そして当然後ろより前の方が良い足を使っていたら抜けるはずもなく。
『エルドラド、いつも通りの危なげないレース内容で他ウマ娘を完封です!やはりこのウマ娘は何かが違う!』
『やはり実力はジュニア級の中でも飛び抜けていますね。来年のレースが楽しみです』
当たり前のように1着。
6バ身差の圧勝だった。
〜-〜-〜-〜
「良いレースだったぞ、エルドラド」
「ん、ありがと」
僅かに苛立ちもあるが、それはトレーナーに向けるものでもない。
そもそもこういう展開も普通にあるだろうし。
こんなことで苛立っていたら先が思いやられるな、なんて少し冗談気味に思う。
けど実際それはあり得ることで。
僕というウマ娘を低速バ場という対策で対抗する場合、またこんなことになってもおかしくはないし。

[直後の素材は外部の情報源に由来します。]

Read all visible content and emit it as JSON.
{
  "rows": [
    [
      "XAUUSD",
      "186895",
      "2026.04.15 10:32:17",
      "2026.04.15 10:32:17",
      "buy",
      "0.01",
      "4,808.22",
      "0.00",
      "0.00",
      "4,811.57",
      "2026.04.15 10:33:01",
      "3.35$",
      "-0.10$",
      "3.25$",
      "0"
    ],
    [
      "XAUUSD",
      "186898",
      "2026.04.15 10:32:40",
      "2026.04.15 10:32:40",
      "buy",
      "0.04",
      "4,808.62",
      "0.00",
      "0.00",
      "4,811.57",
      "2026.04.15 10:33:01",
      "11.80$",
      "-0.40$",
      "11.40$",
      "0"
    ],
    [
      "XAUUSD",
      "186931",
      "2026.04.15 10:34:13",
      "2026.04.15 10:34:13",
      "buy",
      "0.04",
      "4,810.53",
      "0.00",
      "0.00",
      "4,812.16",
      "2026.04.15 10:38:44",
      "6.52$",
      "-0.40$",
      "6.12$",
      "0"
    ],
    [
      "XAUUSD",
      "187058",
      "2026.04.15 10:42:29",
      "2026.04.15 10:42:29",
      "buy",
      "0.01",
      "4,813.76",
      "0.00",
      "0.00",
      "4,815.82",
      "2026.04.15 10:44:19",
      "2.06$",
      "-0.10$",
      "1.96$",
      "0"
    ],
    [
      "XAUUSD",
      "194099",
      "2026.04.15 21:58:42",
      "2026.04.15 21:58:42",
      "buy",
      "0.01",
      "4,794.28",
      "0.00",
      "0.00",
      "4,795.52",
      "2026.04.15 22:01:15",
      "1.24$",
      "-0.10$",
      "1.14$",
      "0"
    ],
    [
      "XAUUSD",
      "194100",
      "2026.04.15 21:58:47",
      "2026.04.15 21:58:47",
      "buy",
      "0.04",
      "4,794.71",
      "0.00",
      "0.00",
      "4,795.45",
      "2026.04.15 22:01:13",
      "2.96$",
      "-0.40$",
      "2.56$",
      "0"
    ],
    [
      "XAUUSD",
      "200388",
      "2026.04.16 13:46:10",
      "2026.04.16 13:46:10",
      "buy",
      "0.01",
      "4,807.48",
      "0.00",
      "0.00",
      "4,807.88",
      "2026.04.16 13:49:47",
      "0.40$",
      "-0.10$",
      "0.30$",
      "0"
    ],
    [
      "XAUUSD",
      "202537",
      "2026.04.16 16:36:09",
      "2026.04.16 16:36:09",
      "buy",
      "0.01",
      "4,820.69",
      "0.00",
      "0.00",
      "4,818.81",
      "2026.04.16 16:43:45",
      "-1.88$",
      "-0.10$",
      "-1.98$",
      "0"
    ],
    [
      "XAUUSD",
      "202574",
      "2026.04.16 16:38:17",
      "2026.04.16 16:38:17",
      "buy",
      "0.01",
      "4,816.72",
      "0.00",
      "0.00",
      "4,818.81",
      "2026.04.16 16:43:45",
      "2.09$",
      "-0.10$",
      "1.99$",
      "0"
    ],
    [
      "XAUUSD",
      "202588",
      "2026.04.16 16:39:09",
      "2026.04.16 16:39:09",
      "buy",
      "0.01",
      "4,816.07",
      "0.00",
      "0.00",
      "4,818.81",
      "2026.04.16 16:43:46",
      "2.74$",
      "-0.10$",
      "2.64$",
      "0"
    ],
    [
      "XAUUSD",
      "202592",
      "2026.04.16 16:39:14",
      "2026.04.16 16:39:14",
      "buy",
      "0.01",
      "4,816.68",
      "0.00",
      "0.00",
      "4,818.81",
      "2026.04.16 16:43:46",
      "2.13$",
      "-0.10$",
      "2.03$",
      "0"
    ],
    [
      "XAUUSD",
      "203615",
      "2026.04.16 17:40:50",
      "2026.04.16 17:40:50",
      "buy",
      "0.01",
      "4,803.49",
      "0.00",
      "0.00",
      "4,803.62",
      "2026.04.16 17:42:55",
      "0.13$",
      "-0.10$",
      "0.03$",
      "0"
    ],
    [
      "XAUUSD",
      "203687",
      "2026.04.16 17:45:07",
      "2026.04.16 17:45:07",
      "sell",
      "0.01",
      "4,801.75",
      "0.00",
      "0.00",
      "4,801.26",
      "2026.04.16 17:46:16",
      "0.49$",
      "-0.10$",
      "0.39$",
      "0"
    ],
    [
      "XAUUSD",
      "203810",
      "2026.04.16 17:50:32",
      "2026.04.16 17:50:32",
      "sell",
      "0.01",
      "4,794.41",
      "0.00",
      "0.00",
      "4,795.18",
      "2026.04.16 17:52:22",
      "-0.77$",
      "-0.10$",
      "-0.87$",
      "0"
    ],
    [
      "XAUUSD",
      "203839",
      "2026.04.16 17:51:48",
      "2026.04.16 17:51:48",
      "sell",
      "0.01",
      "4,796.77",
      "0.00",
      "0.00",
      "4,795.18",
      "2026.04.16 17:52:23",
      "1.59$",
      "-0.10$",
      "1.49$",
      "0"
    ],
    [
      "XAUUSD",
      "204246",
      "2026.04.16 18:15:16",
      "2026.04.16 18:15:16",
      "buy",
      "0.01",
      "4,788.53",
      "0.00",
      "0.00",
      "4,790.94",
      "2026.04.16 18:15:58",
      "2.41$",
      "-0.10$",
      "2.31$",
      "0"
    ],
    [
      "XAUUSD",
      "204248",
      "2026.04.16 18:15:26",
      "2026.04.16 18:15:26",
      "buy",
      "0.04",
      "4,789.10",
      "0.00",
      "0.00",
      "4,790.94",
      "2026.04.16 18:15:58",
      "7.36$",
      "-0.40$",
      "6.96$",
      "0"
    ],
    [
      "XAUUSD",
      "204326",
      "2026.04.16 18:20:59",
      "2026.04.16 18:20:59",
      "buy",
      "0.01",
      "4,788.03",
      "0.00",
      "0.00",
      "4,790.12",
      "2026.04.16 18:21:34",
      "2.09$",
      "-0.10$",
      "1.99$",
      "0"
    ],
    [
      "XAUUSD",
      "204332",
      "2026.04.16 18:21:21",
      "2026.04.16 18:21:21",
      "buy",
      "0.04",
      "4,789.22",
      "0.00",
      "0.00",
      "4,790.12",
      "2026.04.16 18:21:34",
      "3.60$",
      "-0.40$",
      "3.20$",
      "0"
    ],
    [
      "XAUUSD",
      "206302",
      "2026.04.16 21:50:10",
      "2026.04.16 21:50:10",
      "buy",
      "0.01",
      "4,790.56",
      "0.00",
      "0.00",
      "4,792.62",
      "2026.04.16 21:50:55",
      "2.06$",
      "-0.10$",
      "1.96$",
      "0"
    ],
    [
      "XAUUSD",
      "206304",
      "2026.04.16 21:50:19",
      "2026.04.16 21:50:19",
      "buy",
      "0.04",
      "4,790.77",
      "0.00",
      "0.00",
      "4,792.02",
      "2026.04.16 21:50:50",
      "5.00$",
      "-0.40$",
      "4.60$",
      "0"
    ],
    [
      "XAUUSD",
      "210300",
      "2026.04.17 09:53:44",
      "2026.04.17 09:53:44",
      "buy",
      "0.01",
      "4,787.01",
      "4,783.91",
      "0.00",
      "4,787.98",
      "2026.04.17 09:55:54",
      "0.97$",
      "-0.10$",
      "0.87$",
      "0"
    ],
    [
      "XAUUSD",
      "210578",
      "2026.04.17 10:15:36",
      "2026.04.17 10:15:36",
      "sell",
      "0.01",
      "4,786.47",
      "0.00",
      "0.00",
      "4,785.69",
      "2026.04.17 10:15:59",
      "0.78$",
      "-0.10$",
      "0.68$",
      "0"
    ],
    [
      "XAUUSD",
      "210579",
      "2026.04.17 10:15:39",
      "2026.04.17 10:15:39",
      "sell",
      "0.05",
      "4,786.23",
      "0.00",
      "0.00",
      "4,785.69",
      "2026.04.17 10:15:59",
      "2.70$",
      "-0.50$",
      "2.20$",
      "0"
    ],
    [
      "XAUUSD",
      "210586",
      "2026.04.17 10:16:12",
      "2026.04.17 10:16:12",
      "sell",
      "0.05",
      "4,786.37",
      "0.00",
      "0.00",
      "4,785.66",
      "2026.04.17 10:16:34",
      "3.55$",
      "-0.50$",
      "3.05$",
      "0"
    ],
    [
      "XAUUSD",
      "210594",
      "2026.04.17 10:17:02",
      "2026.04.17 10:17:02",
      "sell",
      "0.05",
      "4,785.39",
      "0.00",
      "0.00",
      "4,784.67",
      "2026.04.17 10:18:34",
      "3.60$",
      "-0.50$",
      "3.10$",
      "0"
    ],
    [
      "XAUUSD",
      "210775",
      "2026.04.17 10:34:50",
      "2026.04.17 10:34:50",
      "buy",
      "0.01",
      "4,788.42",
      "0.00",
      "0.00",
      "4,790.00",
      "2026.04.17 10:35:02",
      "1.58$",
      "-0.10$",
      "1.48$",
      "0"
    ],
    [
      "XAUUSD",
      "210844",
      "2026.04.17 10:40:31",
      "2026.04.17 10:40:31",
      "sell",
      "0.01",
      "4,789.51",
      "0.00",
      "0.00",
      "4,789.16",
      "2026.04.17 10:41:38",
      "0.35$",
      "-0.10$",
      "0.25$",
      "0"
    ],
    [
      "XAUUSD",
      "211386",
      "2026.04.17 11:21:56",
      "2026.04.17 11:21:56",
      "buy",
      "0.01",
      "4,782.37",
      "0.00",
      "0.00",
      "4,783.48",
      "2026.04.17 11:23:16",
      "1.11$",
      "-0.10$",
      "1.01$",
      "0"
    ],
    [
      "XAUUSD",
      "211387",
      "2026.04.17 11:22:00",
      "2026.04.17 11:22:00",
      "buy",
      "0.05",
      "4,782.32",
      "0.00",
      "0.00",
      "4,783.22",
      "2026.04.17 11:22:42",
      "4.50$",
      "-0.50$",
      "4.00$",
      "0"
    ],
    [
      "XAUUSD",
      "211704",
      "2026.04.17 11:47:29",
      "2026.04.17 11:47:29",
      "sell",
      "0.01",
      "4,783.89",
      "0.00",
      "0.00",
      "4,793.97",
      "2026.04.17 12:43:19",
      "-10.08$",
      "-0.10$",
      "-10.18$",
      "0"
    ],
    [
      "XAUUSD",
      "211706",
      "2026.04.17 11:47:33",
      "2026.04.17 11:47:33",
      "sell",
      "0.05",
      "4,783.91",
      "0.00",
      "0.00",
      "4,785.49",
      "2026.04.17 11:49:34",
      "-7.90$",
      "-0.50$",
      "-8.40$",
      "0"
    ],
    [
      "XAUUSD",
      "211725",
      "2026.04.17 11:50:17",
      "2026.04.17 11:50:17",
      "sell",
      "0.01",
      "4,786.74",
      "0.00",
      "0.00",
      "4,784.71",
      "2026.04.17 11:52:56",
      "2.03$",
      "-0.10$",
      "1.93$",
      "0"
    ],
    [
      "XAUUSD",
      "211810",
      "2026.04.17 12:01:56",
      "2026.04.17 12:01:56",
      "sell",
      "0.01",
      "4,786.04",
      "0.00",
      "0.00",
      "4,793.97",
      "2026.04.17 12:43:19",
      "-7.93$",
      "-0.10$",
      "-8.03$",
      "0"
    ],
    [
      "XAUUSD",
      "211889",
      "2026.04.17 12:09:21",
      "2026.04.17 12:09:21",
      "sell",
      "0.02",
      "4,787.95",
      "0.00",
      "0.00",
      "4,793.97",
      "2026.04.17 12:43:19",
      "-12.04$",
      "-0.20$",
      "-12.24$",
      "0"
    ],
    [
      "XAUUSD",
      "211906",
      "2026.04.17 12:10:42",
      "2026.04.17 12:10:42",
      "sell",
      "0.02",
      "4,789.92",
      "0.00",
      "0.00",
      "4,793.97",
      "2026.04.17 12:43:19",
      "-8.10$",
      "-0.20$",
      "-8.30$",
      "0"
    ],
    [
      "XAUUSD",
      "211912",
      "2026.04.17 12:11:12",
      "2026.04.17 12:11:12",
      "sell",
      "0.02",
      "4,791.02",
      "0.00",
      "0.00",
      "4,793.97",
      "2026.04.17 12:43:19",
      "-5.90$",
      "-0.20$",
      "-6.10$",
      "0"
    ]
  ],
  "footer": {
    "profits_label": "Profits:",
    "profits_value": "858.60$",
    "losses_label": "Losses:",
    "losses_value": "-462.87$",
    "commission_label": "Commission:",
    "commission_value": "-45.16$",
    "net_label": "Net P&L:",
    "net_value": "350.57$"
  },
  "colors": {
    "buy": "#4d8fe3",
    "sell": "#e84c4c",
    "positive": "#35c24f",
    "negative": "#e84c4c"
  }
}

なんなら包囲網で勝利を止めにくる可能性もあるのだから。
「……ねぇ、トレーナー。ストレス耐性ってつけられると思う?」
「ん? どうした急に」
「……ちょっとね」
まぁ、それならそれでレース中だけ我慢すればいいか、なんて思ったりもする。
思うように走れない時もきっとこの後あるだろうし、それならばレース中は我慢して終わってからストレスを発散すれば良い。
自分の中で、とりあえず納得しておいた。